In other news, after a few months hiatus, I'm back at making homemade Sugar/Gluten/Dairy-Free ice cream for the kids. We love this stuff. It's so creamy and delicious. Sage had an ice-cream party at school last week and she actually requested my ice cream over store-bought.


I base my recipe off of one from the Spunky Coconut. She is a genius when it comes to allergen-free baking. I can't tell you how many times I've found myself holding her Paleo Chocolate Lover's Cookbook to my bosom--she's that good.

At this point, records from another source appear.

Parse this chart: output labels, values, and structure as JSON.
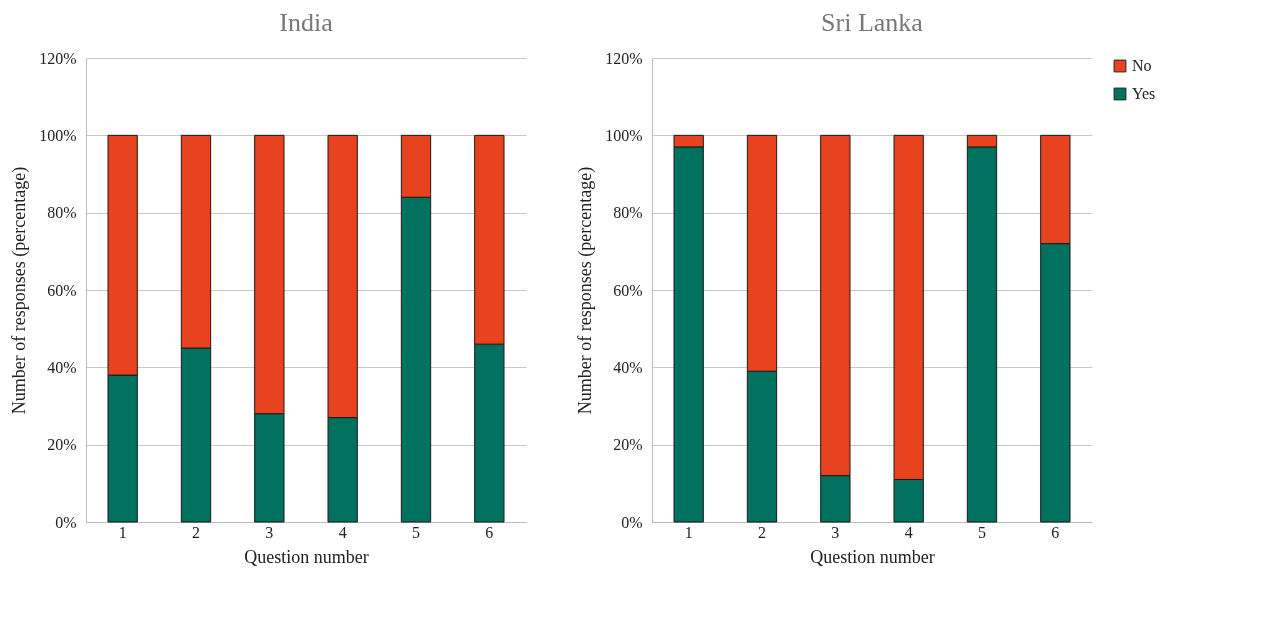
{
  "chart_data": [
    {
      "type": "bar",
      "title": "India",
      "xlabel": "Question number",
      "ylabel": "Number of responses (percentage)",
      "categories": [
        "1",
        "2",
        "3",
        "4",
        "5",
        "6"
      ],
      "stacked": true,
      "ylim": [
        0,
        120
      ],
      "yticks": [
        {
          "value": 0,
          "label": "0%"
        },
        {
          "value": 20,
          "label": "20%"
        },
        {
          "value": 40,
          "label": "40%"
        },
        {
          "value": 60,
          "label": "60%"
        },
        {
          "value": 80,
          "label": "80%"
        },
        {
          "value": 100,
          "label": "100%"
        },
        {
          "value": 120,
          "label": "120%"
        }
      ],
      "grid": "y",
      "legend": false,
      "series": [
        {
          "color": "#00705f",
          "values": [
            38,
            45,
            28,
            27,
            84,
            46
          ]
        },
        {
          "color": "#e8431f",
          "values": [
            62,
            55,
            72,
            73,
            16,
            54
          ]
        }
      ]
    },
    {
      "type": "bar",
      "title": "Sri Lanka",
      "xlabel": "Question number",
      "ylabel": "Number of responses (percentage)",
      "categories": [
        "1",
        "2",
        "3",
        "4",
        "5",
        "6"
      ],
      "stacked": true,
      "ylim": [
        0,
        120
      ],
      "yticks": [
        {
          "value": 0,
          "label": "0%"
        },
        {
          "value": 20,
          "label": "20%"
        },
        {
          "value": 40,
          "label": "40%"
        },
        {
          "value": 60,
          "label": "60%"
        },
        {
          "value": 80,
          "label": "80%"
        },
        {
          "value": 100,
          "label": "100%"
        },
        {
          "value": 120,
          "label": "120%"
        }
      ],
      "grid": "y",
      "legend": "right",
      "series": [
        {
          "name": "Yes",
          "color": "#00705f",
          "values": [
            97,
            39,
            12,
            11,
            97,
            72
          ]
        },
        {
          "name": "No",
          "color": "#e8431f",
          "values": [
            3,
            61,
            88,
            89,
            3,
            28
          ]
        }
      ]
    }
  ]
}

That's it for this week. Hoping to ride more single-track this weekend--if it would just stop snowing.

HB


Friday, April 3, 2015

Stepping Stones


This is a repost. I came across this little gem cleaning up the archives—a reminder of something I needed to hear today. Read and be encouraged my friends.

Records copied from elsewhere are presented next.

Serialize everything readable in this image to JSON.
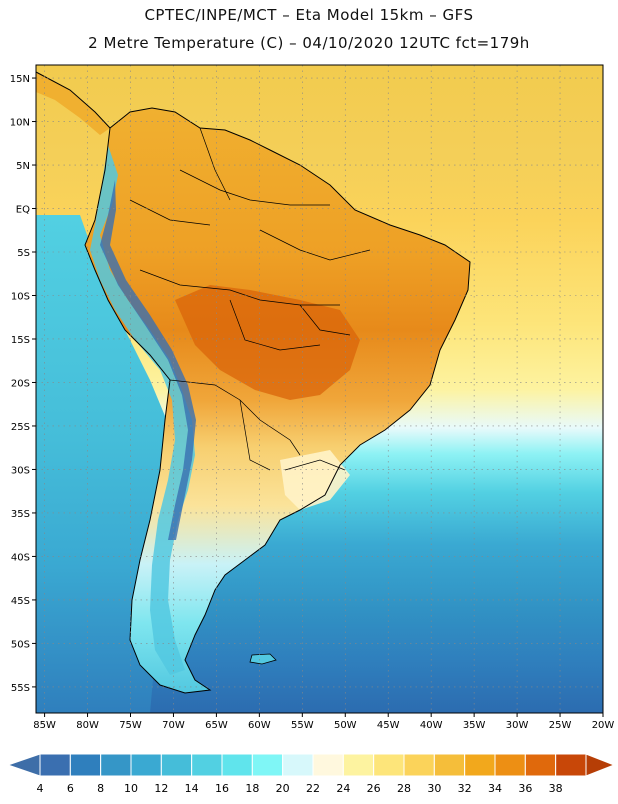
{
  "header": {
    "line1": "CPTEC/INPE/MCT –  Eta Model 15km – GFS",
    "line2": "2 Metre Temperature (C) – 04/10/2020 12UTC fct=179h"
  },
  "map": {
    "lat_labels": [
      "15N",
      "10N",
      "5N",
      "EQ",
      "5S",
      "10S",
      "15S",
      "20S",
      "25S",
      "30S",
      "35S",
      "40S",
      "45S",
      "50S",
      "55S"
    ],
    "lat_values": [
      15,
      10,
      5,
      0,
      -5,
      -10,
      -15,
      -20,
      -25,
      -30,
      -35,
      -40,
      -45,
      -50,
      -55
    ],
    "lon_labels": [
      "85W",
      "80W",
      "75W",
      "70W",
      "65W",
      "60W",
      "55W",
      "50W",
      "45W",
      "40W",
      "35W",
      "30W",
      "25W",
      "20W"
    ],
    "lon_values": [
      -85,
      -80,
      -75,
      -70,
      -65,
      -60,
      -55,
      -50,
      -45,
      -40,
      -35,
      -30,
      -25,
      -20
    ],
    "lat_range": [
      -58,
      16.5
    ],
    "lon_range": [
      -86,
      -20
    ]
  },
  "colorbar": {
    "labels": [
      "4",
      "6",
      "8",
      "10",
      "12",
      "14",
      "16",
      "18",
      "20",
      "22",
      "24",
      "26",
      "28",
      "30",
      "32",
      "34",
      "36",
      "38"
    ],
    "colors": [
      "#3a6fb0",
      "#2f7fbd",
      "#3596c7",
      "#3aa9d2",
      "#45bdd9",
      "#52d0e2",
      "#60e4ec",
      "#7ff6f6",
      "#d7f8fb",
      "#fff8de",
      "#fdf3a0",
      "#fde57a",
      "#fbd35a",
      "#f5be3a",
      "#f2a81c",
      "#ed8f14",
      "#e0690c",
      "#c84708"
    ],
    "under_color": "#3e6ea8",
    "over_color": "#b63e06"
  }
}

While taking a walk along the beach, recovering from having finished the LJ100 just days before, I found something buried in the sand. I thought it might be a fossil as the rock, which was gradually being uncovered by the lapping waves, appeared to have markings on it. The kids would love to add a fossil to their growing 'beach treasures' collection and so I kicked it out of the sand with my feet, then washed it in the lake water.

When I turned it over I found that someone had written on it "ENDURE."

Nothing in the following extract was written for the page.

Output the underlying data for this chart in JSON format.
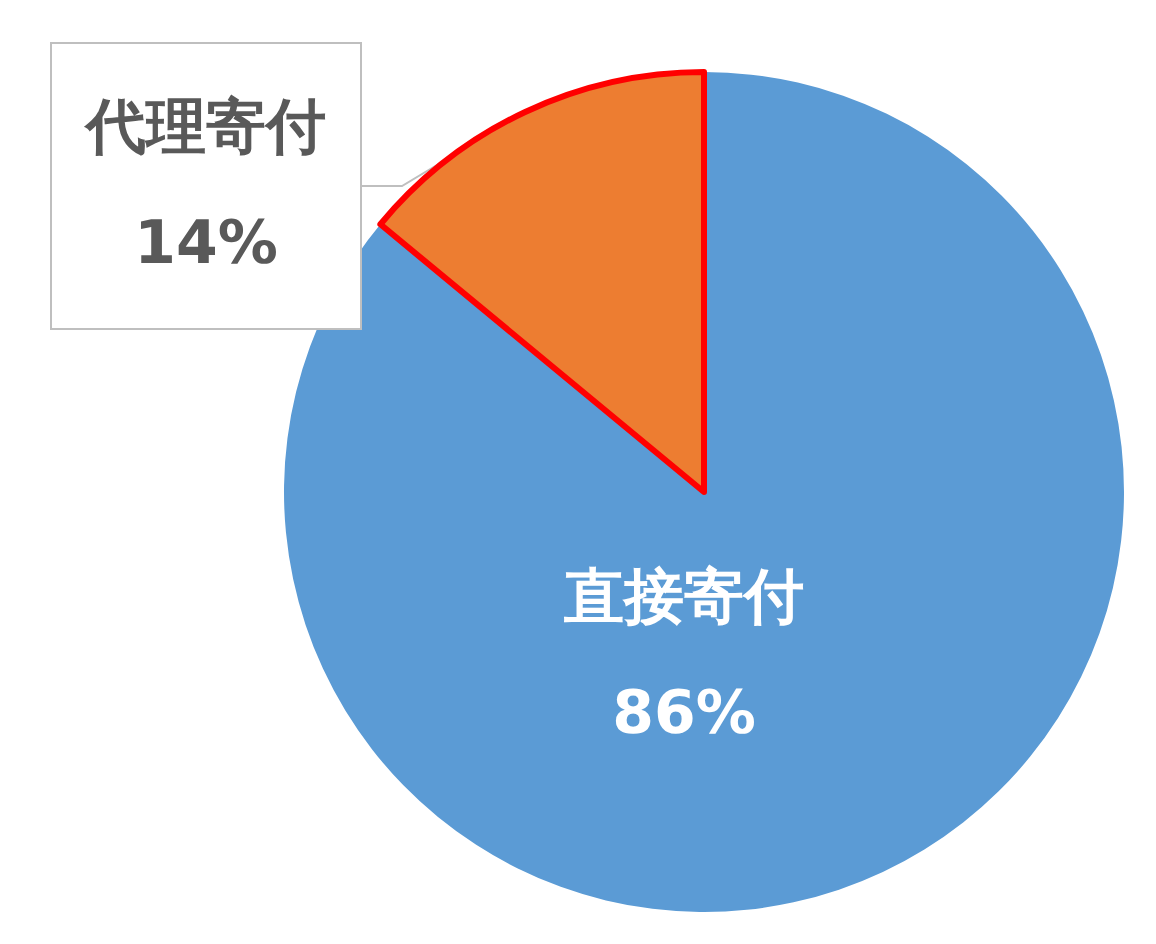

A fitting treasure for the summation of a journey that was my Lumberjack 100 experience. I keep the rock in my living room, an immutable testament to an accomplishment I once thought never possible.

Today I went for a 5k run around our neighborhood. The pavement was still wet from yesterdays thaw and yet the wind was biting with snow flurries. Running in March. In Michigan.

I couldn't help but think about the last time I trained for the River Bank Run 25k—running the same 5k route on the same March day some years ago. I set a lofty goal for myself that year: to finish in under 2:21:00. The previous year I had a finished at 2:31:06. Expecting to shave my time by 10 minutes was setting the bar high. In fact, anyone I mentioned this goal to strongly urged me to lower my expectations. I was glad I never revealed my true goal of seeing a 2:15 on the clock. A time that would require a pace faster than I had ever recorded over any distance, including a measly *3-mile 5k race.

I ended up running a 2:13:03.

The roads and paths of my neighborhood are much like that rock—a physical, tangible reminder of a dream made real. A testament of hard work, perseverance, and commitment.

What is my purpose in sharing this? I believe its important to mark our accomplishments so that on a day like today—a day where running feels as foreign as visiting Mars, where my schedule is in a vice, my body tired and sore, and the landscape between myself and my 'goal' has collapsed in an expanse equivocal to the Grand Canyon—I can recall having been there before. And, that eventually, there will be a light at the end of the tunnel.

Days like today, even seasons filled with weeks of days like today, are a necessary part of the journey. Big Dreams aren't achieved without the grueling, relentless, suffering work.

And each dream accomplished is not merely 'something we once did' but rather the rocks that build the foundation of our lives. I know that's a deep thought. But its true. The characteristics we gain from sport: commitment, dedication, goal-setting, hard work, perseverance, endurance—everything we do in our athletic lives (be it running or mountain biking or swimming . . . ) translates into every other aspect of our lives. How we conduct ourselves in our careers, how we parent, how we relate in our marriages.

Take some time today, remember your accomplishments and all the things you thought weren't possible, maybe it was running that first mile or going on your first mountain bike ride. Be encouraged and motivated by that experience and use it as a stepping stone to the next big thing in your life.

*I know I am being redundant, but some people are unaware that a "5k race" is not a type of race but rather represents the distance, which is 3.1 miles.